Dopo, il salto alla Roma. Nel 2004. E la scelta di vita: abbandonare il calcio per stare accanto alla moglie gravemente malata. Non iniziò neanche il campionato alla guida dei giallorossi: l’altro, il suo, era più importante. Senza ombra di dubbio. L’anno successivo il ritorno in panchina, a Firenze. Da quel momento in poi, è storia attuale: dal Toni capocannoniere del 2006 (31 reti) al ritorno di Mutu, dal lancio di Montolivo all’addio a Pazzini, dall’arrivo di Jovetic al rilancio di Gilardino ai riconoscimenti personali del mondo del calcio per il suo lavoro. Tutto sempre puntando sui giovani, seguendo un progetto (vero) disegnato dai Della Valle e messo in pratica da Pantaleo Corvino. L’approdo in Champions League, il richiamo della Juventus: leggero nell’ottobre 2008 (primo vero periodo di crisi di Claudio Ranieri), più intenso l’anno successivo (arrivò Ciro Ferrara), forte e chiaro oggi.
Una scelta di vita da compiere. Un’altra, senza Manuela. Nel dicembre del 2007 lasciò Cesare a portare avanti la crescita dei due figli. Giovani, anche loro. Come quelli che hanno caratterizzato la vita calcistica di Prandelli. Tre strade: continuare in viola, approdare nella nazionale maggiore, tornare alla Juventus.

A Torino, trent’anni dopo, con Bettega alle porte della città ad aspettarlo, se la Juventus tornerà ad essere la Vecchia Signora. Con un altro proprietario ed altri dirigenti in grado di ricostruirla come quando lui era in panchina, ad aspettare un segnale dal Trap.

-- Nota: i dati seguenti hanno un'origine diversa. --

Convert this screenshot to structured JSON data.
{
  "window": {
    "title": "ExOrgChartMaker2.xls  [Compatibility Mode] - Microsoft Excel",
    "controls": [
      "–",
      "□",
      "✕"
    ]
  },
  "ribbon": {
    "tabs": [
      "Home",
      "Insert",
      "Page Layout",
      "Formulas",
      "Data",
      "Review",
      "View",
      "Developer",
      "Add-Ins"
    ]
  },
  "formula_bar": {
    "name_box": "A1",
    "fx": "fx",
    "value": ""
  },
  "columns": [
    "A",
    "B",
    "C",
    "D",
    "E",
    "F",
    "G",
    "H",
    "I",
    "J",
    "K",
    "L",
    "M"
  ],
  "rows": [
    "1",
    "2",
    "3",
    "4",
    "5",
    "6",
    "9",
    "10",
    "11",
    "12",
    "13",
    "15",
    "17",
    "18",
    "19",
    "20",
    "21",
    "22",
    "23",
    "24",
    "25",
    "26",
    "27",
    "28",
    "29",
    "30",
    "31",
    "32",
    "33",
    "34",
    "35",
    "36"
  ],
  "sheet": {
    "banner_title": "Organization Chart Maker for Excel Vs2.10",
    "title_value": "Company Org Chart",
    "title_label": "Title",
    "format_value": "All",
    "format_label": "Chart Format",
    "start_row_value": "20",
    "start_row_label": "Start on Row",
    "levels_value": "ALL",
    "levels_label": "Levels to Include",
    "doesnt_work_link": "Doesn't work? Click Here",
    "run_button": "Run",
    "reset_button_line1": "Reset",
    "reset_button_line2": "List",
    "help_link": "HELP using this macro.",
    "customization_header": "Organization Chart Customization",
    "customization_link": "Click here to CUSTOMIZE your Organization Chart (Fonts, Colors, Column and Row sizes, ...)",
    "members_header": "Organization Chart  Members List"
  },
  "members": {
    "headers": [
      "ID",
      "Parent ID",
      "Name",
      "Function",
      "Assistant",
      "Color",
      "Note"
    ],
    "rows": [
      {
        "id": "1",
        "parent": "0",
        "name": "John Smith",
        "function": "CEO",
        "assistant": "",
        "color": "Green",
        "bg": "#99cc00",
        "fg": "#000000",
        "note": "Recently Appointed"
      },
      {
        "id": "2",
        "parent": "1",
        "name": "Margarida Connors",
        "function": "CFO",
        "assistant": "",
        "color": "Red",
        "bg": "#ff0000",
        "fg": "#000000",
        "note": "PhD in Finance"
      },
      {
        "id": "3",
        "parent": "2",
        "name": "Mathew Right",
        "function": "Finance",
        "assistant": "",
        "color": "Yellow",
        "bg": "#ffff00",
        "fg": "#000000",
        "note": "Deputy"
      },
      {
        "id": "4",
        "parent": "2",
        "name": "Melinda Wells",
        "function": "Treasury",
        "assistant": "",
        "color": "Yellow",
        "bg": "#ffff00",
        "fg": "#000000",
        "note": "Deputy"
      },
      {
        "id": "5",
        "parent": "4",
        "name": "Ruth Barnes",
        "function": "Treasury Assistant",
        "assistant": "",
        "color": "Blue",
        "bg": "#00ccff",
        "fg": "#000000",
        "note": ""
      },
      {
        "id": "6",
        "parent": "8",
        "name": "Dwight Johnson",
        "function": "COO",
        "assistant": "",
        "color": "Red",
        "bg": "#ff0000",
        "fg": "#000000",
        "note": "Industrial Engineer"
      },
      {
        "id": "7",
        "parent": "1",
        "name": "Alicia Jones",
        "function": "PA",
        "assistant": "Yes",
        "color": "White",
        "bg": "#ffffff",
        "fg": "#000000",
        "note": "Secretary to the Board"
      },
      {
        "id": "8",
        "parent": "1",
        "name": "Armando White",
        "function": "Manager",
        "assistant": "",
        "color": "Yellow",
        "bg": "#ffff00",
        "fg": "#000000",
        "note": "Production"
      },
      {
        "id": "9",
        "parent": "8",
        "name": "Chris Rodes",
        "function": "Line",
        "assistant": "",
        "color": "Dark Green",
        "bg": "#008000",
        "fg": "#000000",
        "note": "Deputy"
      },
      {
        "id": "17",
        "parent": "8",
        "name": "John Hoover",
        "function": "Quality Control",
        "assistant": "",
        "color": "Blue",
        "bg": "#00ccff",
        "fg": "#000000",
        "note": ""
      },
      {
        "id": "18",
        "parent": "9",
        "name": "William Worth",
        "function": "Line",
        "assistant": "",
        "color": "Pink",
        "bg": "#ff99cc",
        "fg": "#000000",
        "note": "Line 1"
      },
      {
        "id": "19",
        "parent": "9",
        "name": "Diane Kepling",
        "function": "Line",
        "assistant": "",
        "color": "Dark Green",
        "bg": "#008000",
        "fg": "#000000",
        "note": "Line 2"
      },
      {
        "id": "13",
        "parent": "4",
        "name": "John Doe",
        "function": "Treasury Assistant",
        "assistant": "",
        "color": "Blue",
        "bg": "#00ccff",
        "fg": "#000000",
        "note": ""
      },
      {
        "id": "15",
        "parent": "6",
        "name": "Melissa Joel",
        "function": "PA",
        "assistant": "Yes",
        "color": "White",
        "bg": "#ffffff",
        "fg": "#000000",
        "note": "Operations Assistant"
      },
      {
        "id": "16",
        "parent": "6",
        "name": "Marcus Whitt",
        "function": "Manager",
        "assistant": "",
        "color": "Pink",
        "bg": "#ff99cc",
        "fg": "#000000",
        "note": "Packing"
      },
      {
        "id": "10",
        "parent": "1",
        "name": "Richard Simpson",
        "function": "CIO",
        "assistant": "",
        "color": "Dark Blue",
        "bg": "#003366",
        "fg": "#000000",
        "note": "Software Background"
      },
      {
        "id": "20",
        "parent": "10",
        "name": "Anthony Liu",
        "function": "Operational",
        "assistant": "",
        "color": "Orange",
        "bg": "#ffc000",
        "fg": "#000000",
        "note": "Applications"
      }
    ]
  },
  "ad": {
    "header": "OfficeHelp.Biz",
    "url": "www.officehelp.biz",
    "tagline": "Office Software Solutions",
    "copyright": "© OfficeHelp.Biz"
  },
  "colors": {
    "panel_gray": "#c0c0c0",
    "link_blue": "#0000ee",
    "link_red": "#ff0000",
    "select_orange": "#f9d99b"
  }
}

Ora che si è rifatta bella dopo le Olimpiadi invernali del 2006 e che si sta mettendo il trucco per il 150° anniversario dell’Unità d’Italia (2011), il capoluogo piemontese ha perso il gioiello più luminoso da esporre: la Juventus. Questione di tempo, tornerà.
Piazza San Carlo è pronta ad essere inondata di tifosi bianconeri, come una volta.
Con Cesare alla guida dei bianconeri, magari.